Agency and Partnership Flashcards
Capacity needed by Principal
Contractual
Is consideration required to establish an agency relationship?
No
Elements of Creation of Agency
Capacity: principal must have full contractual capacity, agent must have at least minimal mental capacity; Consent of both parties; Writing if required: statute of frauds.
Agent compensation
If the agency agreement is silent, the agent is entitled to reasonable compensation.
Also, a principal has no duty to compensate a subagent even if the agent had the authority to hire the subagent.
Principal’s duties
compensation, cooperation, indemnity/reimbursement, express contractual duties
Agent’s duties
reasonable care, loyalty, obedience, express contractual duties
Agent’s remedies for Principal’s breach of duties
contractual remedies, possessory lien
Principal’s remedies for Agent’s breach of duties
contractual remedies (if agent compensated), tort remedies, constructive trust, action for secret profits, withhold compensation, terminate the agency relationship
How many “people” are required to form a partnership?
At least two.
“People” include individuals, trusts, corporations, other partnerships, or other entities.
Authority of Partners as agents of the partnership
Actual authority for anything lined out or agreed to in the partnership agreement. Apparent authority to bind the partnership to any contract within the scope of the partnership business. If a contract is outside the scope of the partnership business, the partnership generally will not be bound unless the partner has actual authority.
Liability of Outgoing partner
Generally remains liable for all partnership obligations incurred while they were a partner.
Liability of Incoming partner
Generally has no liability for obligations incurred before they became a partner.
Actual Authority
authority an agent reasonably thinks he possesses based on the principal’s dealings with him
Apparent Authority
Principal “holds out” agent as having certain authority, causing third parties to reasonably believe A has such authority
Partnership Formation
A partnership is formed when two or more people associate to carry on as co-owners a business for profit.
The intent of the parties to carry on as co-owners of a business can be implied from their conduct.
The sharing of profits raises a presumption that a partnership was formed.
Partners as agents
Every partner is an agent of the partnership, and the acts of a partner will bind the partnership if the partner acted with authority.
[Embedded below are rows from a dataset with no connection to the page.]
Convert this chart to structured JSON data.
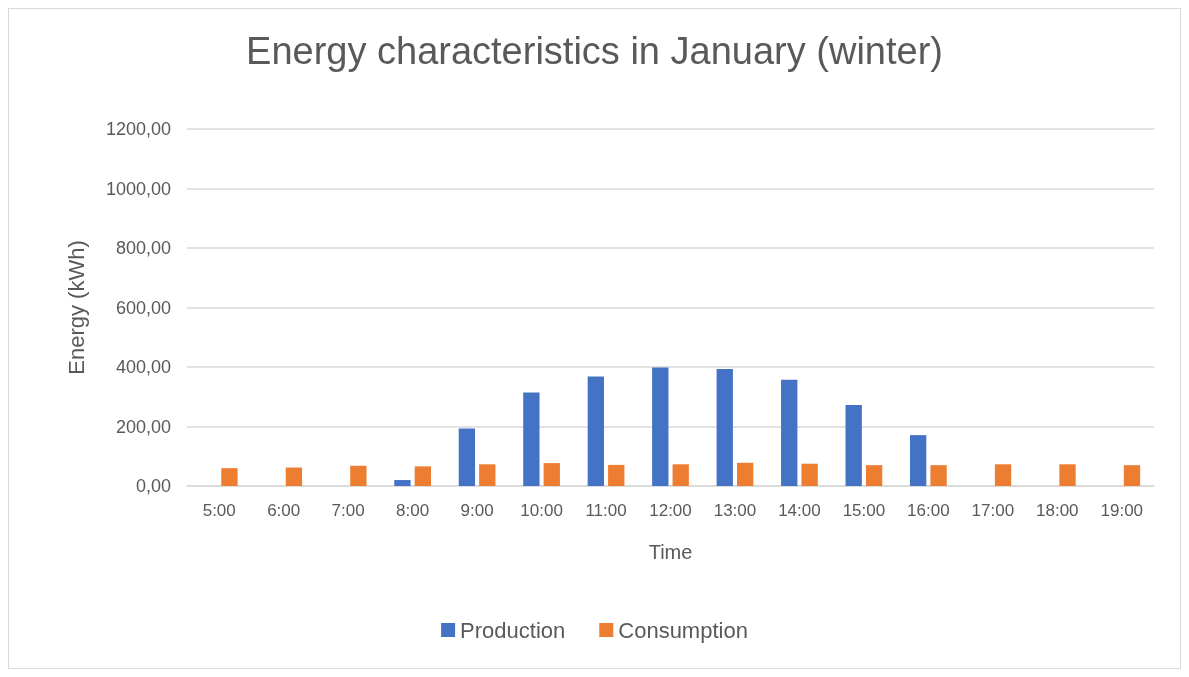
{
  "chart_data": {
    "type": "bar",
    "title": "Energy characteristics in January (winter)",
    "xlabel": "Time",
    "ylabel": "Energy (kWh)",
    "categories": [
      "5:00",
      "6:00",
      "7:00",
      "8:00",
      "9:00",
      "10:00",
      "11:00",
      "12:00",
      "13:00",
      "14:00",
      "15:00",
      "16:00",
      "17:00",
      "18:00",
      "19:00"
    ],
    "series": [
      {
        "name": "Production",
        "color": "#4472c4",
        "values": [
          0,
          0,
          0,
          20,
          193,
          314,
          368,
          398,
          393,
          357,
          272,
          171,
          0,
          0,
          0
        ]
      },
      {
        "name": "Consumption",
        "color": "#ed7d31",
        "values": [
          60,
          62,
          68,
          66,
          73,
          77,
          71,
          73,
          78,
          75,
          70,
          70,
          73,
          73,
          70
        ]
      }
    ],
    "ylim": [
      0,
      1200
    ],
    "yticks": [
      {
        "value": 0,
        "label": "0,00"
      },
      {
        "value": 200,
        "label": "200,00"
      },
      {
        "value": 400,
        "label": "400,00"
      },
      {
        "value": 600,
        "label": "600,00"
      },
      {
        "value": 800,
        "label": "800,00"
      },
      {
        "value": 1000,
        "label": "1000,00"
      },
      {
        "value": 1200,
        "label": "1200,00"
      }
    ],
    "grid": "y",
    "legend": "bottom"
  }
}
Actual authority is the authority a partner reasonably believes he has based on the communications between the partnership and the partner. If the act is within the ordinary course of the business, the partners may confer actual authority by a majority vote. Actual authority to enter into acts outside the ordinary course of the business requires a unanimous vote of the partners.
Apparent authority is the authority that a third party would reasonably believe a partner has based on his being held out by the partnership as a partner.
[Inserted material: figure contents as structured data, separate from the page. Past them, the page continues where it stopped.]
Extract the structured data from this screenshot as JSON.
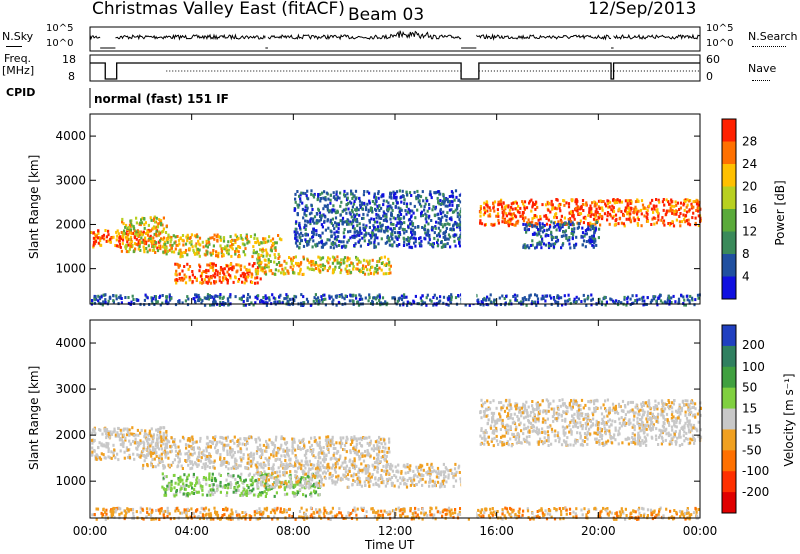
{
  "header": {
    "station": "Christmas Valley East (fitACF)",
    "beam": "Beam 03",
    "date": "12/Sep/2013"
  },
  "strips": {
    "nsky_label": "N.Sky",
    "nsky_ticks": [
      "10^5",
      "10^0"
    ],
    "nsearch_label": "N.Search",
    "freq_label": "Freq.",
    "freq_unit": "[MHz]",
    "freq_ticks": [
      "18",
      "8"
    ],
    "nave_ticks": [
      "60",
      "0"
    ],
    "nave_label": "Nave",
    "cpid_label": "CPID",
    "cpid_value": "normal (fast) 151 IF"
  },
  "chart_data": [
    {
      "type": "heatmap",
      "name_panel": "power",
      "ylabel": "Slant Range [km]",
      "y_ticks": [
        "1000",
        "2000",
        "3000",
        "4000"
      ],
      "ylim": [
        200,
        4500
      ],
      "colorbar_label": "Power [dB]",
      "colorbar_ticks": [
        "4",
        "8",
        "12",
        "16",
        "20",
        "24",
        "28"
      ],
      "colorbar_colors": [
        "#1010e0",
        "#2050a0",
        "#3a8a5a",
        "#5aaa3a",
        "#b8d020",
        "#ffc000",
        "#ff7000",
        "#ff2000"
      ],
      "bands": [
        {
          "t": [
            0.0,
            2.8
          ],
          "r": [
            1500,
            1900
          ],
          "level": "high"
        },
        {
          "t": [
            1.2,
            3.0
          ],
          "r": [
            1400,
            2200
          ],
          "level": "mid"
        },
        {
          "t": [
            2.8,
            7.5
          ],
          "r": [
            1300,
            1800
          ],
          "level": "mid"
        },
        {
          "t": [
            3.3,
            6.7
          ],
          "r": [
            700,
            1150
          ],
          "level": "high"
        },
        {
          "t": [
            6.5,
            11.8
          ],
          "r": [
            900,
            1300
          ],
          "level": "mid"
        },
        {
          "t": [
            8.0,
            14.8
          ],
          "r": [
            1500,
            2800
          ],
          "level": "low"
        },
        {
          "t": [
            15.3,
            24.0
          ],
          "r": [
            2000,
            2600
          ],
          "level": "high"
        },
        {
          "t": [
            17.0,
            20.0
          ],
          "r": [
            1500,
            2100
          ],
          "level": "low"
        },
        {
          "t": [
            0.0,
            24.0
          ],
          "r": [
            200,
            450
          ],
          "level": "low"
        }
      ]
    },
    {
      "type": "heatmap",
      "name_panel": "velocity",
      "ylabel": "Slant Range [km]",
      "y_ticks": [
        "1000",
        "2000",
        "3000",
        "4000"
      ],
      "ylim": [
        200,
        4500
      ],
      "colorbar_label": "Velocity [m s⁻¹]",
      "colorbar_ticks": [
        "200",
        "100",
        "50",
        "15",
        "-15",
        "-50",
        "-100",
        "-200"
      ],
      "colorbar_colors": [
        "#2040c0",
        "#308060",
        "#40a040",
        "#80d040",
        "#c8c8c8",
        "#f0a020",
        "#ff7000",
        "#ff3000",
        "#e00000"
      ],
      "bands": [
        {
          "t": [
            0.0,
            3.0
          ],
          "r": [
            1500,
            2200
          ],
          "level": "zero"
        },
        {
          "t": [
            2.0,
            11.8
          ],
          "r": [
            1300,
            2000
          ],
          "level": "zero"
        },
        {
          "t": [
            2.8,
            9.0
          ],
          "r": [
            700,
            1200
          ],
          "level": "pos"
        },
        {
          "t": [
            6.5,
            14.8
          ],
          "r": [
            900,
            1400
          ],
          "level": "zero"
        },
        {
          "t": [
            15.3,
            24.0
          ],
          "r": [
            1800,
            2800
          ],
          "level": "zero"
        },
        {
          "t": [
            0.0,
            24.0
          ],
          "r": [
            200,
            450
          ],
          "level": "neg"
        }
      ]
    }
  ],
  "x_axis": {
    "label": "Time UT",
    "ticks": [
      "00:00",
      "04:00",
      "08:00",
      "12:00",
      "16:00",
      "20:00",
      "00:00"
    ]
  }
}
The act of a partner in the ordinary course of the partnership business or business of the kind carried out by the partnership will bind the partnership unless the partner had no actual authority and the third person with whom the partner was dealing knew or received notice that the partner lacked authority.
Partner liability
Each partner of a general partnership is jointly and severally liable for all obligations of the partnership.
Limited partners are generally not liable for partnership obligations.
A judgment will not personally bind a partner who has not been served.
A judgment creditor must first seek satisfaction of any judgment from the partnership, and then from the partners personally to the extent not covered by partnership assets.
Limited Partnership Formation
A limited partnership is comprised of at least one general partner and one limited partner.
A certificate of limited partnership must be filed with the secretary of state and signed by all general partners.
What causes dissociation?
A partner ceasing to be associated with the carrying on of the business.
A partner is dissociated from the partnership upon notice of his express will to withdraw as a partner.
Is a partnership bound by a partner’s post dissolution act?
Yes if the act was appropriate for winding up the business or if it was not appropriate for winding up the business and the third party with whom the partner dealt did not have notice of the dissolution and the act would have bound the partnership before dissolution (through apparent or actual authority).
Can a partner who pays the entire amount of a partnership debt collect a contribution from another partner?
Yes, each partner is jointly and severally liable for partnership obligations. The contribution will be a pro rata share of the payment (split equally if that’s how losses are split).